KS – Bu çok büyük bir soru. Ama cevabını biliyorum. Çünkü oradaydım ve hala buradayım. Ama ben sanatçıyım yazar değil. Yine de 1978’de ucuz Kork synthesizer’ları ilk çıktığında TD ve Klaus Schulze yerleşmiş isimlerdi ve birçok kopyalarımız türedi. Başlarda bazılarına yardım da ettim, onlara plak şirketleri kurdum ve kendi paramla albümlerini yaptım. Sürekli daha fazla demo geliyordu ve bir süre sonra bu ikinci jenerasyonun müziğe katabileceği şeylerin sınırlı olduğuna kanaat getirip uğraşmayı bıraktım. Şimdilerde TD ya da benden habersiz bir elektronik müzik jenerasyonu var ve bu bir bakıma olumlu. Birçoğu çok başarılı ve yeni sesler yaratıyorlar. En azından bizi artık kopyalamıyorlar. Rahatım.

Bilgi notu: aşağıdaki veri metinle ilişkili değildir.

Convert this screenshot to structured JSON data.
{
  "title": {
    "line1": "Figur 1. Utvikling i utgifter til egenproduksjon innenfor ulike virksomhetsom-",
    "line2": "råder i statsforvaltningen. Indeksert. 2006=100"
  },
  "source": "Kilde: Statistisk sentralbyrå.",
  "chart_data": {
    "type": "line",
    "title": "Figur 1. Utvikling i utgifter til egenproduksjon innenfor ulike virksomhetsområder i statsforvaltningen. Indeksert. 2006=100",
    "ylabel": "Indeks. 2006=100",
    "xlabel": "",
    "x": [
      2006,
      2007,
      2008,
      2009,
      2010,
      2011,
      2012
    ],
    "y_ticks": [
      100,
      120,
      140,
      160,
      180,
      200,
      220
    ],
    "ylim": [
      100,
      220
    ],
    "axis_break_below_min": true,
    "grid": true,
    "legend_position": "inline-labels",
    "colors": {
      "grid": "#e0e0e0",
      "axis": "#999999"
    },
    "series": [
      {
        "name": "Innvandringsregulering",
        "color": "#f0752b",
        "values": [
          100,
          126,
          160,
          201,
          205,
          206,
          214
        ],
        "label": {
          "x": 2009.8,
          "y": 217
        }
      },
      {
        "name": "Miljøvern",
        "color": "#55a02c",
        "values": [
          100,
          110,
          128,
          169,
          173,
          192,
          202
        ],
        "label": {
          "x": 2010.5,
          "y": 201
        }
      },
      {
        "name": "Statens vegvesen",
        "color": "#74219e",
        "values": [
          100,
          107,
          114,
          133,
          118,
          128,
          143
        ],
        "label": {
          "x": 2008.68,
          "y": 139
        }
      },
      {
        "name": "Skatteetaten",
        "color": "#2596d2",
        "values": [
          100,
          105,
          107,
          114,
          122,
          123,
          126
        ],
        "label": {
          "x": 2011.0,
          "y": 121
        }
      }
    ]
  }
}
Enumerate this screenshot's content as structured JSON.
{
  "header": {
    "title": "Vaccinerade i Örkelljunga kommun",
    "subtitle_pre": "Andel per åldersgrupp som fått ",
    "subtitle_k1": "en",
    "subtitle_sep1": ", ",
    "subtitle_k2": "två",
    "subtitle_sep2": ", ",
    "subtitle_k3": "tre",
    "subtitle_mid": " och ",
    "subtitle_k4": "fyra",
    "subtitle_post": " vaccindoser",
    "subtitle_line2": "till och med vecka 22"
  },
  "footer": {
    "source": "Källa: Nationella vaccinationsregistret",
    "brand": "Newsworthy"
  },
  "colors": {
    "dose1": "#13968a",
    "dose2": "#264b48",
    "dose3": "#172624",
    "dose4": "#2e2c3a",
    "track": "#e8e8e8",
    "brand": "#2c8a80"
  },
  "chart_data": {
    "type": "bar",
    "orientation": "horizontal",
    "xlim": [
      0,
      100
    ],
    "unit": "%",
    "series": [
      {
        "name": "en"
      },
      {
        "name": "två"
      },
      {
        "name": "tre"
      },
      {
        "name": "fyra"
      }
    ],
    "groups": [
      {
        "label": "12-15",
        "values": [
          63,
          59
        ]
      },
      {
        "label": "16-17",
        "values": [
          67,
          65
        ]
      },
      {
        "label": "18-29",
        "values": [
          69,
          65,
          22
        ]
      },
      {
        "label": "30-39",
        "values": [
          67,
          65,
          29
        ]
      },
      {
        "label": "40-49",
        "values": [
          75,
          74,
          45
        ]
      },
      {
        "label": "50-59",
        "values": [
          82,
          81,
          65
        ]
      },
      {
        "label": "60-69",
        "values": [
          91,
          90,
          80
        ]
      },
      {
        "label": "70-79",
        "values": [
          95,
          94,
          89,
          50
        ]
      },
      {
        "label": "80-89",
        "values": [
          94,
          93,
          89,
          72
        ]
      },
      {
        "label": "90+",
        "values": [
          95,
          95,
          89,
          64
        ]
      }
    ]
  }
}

SG – Sizin gibi sanatçılara her zaman “Karl Heinz Stockhausen” sorulur. Kendisi aslında elektronik müzik sanatçılığından ziyade bir teorisyen. Siz bu konuda ne düşünüyorsunuz?

KS – Sen kısaca söyledin. Aynen katılıyorum.

SG – Geçmişiniz geleceğinizin aynasıdır dersek büyük, güzel ve etkileyici kariyerinize bakınca neler düşünüyorsunuz?

KS – Açıkçası geçmişten ziyade geleceğe bakmayı seviyorum. Hafızam kötü ondan da olabilir belki. Bazen röportajlarda bana “Timewind” albümümü sorarlar ve yanlış yıl söylerim. Daha sonra da yayıncım beni düzeltir hep yaptığı gibi. Şu anda eski sınırlı sayıda basılan albümlerimin yeniden piyasaya sürülmesiyle uğraşıyorum. Bazı düzenlemeler yapıyorum. Yeni çalışmalara da göz kırpıyorum.